Eliminate the small-business 1099 reporting requirement:
Everyone hates the 1099-reporting requirement imposed on small businesses and the self-employed. What it does:
Section 9006 of the health care bill -- just a few lines buried in the 2,409-page document -- mandates that beginning in 2012 all companies will have to issue 1099 tax forms not just to contract workers but to any individual or corporation from which they buy more than $600 in goods or services in a tax year.
Attempts to repeal that provision of the PPACA have been going on since it was put in, thwarted by various combinations of pig-headedness and partisan politics. Yes, repealing it will cut federal revenue by a small amount, but Republicans have demonstrated that they don't care about deficits. Spin it as a pro-business tax cut and Republicans should be all over it like hyenas on a dead gazelle.

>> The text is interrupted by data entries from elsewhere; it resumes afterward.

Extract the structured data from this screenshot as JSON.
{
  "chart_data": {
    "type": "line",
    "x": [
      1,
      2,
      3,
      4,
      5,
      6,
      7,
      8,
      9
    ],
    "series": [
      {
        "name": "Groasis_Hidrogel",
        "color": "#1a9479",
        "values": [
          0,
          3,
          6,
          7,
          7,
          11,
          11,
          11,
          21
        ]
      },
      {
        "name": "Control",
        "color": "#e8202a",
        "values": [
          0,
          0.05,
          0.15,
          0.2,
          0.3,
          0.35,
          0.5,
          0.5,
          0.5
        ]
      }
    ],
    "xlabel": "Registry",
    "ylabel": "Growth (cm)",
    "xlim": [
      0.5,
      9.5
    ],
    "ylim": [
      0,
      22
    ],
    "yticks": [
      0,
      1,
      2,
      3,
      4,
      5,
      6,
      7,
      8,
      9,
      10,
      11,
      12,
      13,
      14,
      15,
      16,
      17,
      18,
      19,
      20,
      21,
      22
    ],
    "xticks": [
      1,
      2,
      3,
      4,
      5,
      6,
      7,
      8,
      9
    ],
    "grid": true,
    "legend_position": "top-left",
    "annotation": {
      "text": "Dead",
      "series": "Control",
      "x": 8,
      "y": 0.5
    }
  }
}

Bring forward the date the exchanges and the pre-existing condition ban begin:
There's no logical reason why the exchanges and the ban on pre-existing conditions begin by statute on January 1, 2014. It's just an arbitrary date. If the exchanges can be set up at all, they can be set up in another two and a half years (by July 1, 2013) rather than in three years.
The main reason why this was pushed out until 2014 was budget considerations -- specifically providing subsidies for lower-income people to buy insurance, thereby increasing the deficit. As much as it would be a good thing, there is no reason I can think of why the subsidies have to kick in before 2014 even if the ban and the exchanges do; the exchanges can be up and running and the ban on pre-existing condition rejection can be effected without the subsidies going into effect.
Doing this would give millions, if not tens of millions, of people access to reduced-cost health insurance six months earlier than otherwise, with the knowledge that starting in 2014 some part of their premiums may be covered by the Federal government (depending on income level). And it would stop denial of coverage because of pre-existing conditions six months early too.
What about the mandate, you say? Won't people game the system come July 1, 2013? Do you know that the penalty for not having health insurance coverage for all of 2014 is? $95.00 Yup, ninety five dollars. (It goes up to $325 in 2015 and the maximum of $695 or 2.5% of income in 2016 and beyond). In other words, the penalty for 2014 is essentially meaningless. Extending a meaningless mandate six months into 2013 is pointless, so the simplest thing to do is just not to worry about it. But if you really think that's not right, go ahead and extend the $95 'penalty' so that it starts on July 1, 2013 as well.
There is nothing in these proposals that should attract the ire of Republicans. In fact, the high-risk pools were originally a Republican idea, and the additional 1099 reporting requirements are anethema to small government, pro-small business Republicans everywhere. And is anyone this side of insurance company executives opposed to banning pre-existing condition refusals? Of course the Republicans will object, but that's the whole point: let them squeal and make fools of themselves on national television.
The Senate could take a pro-active role in making the PPACA better while providing an alternative to the House Republicans' "repeal and do nothing" headline-catching vacuousness.
What about it, Senate Majority Leader Harry Reid?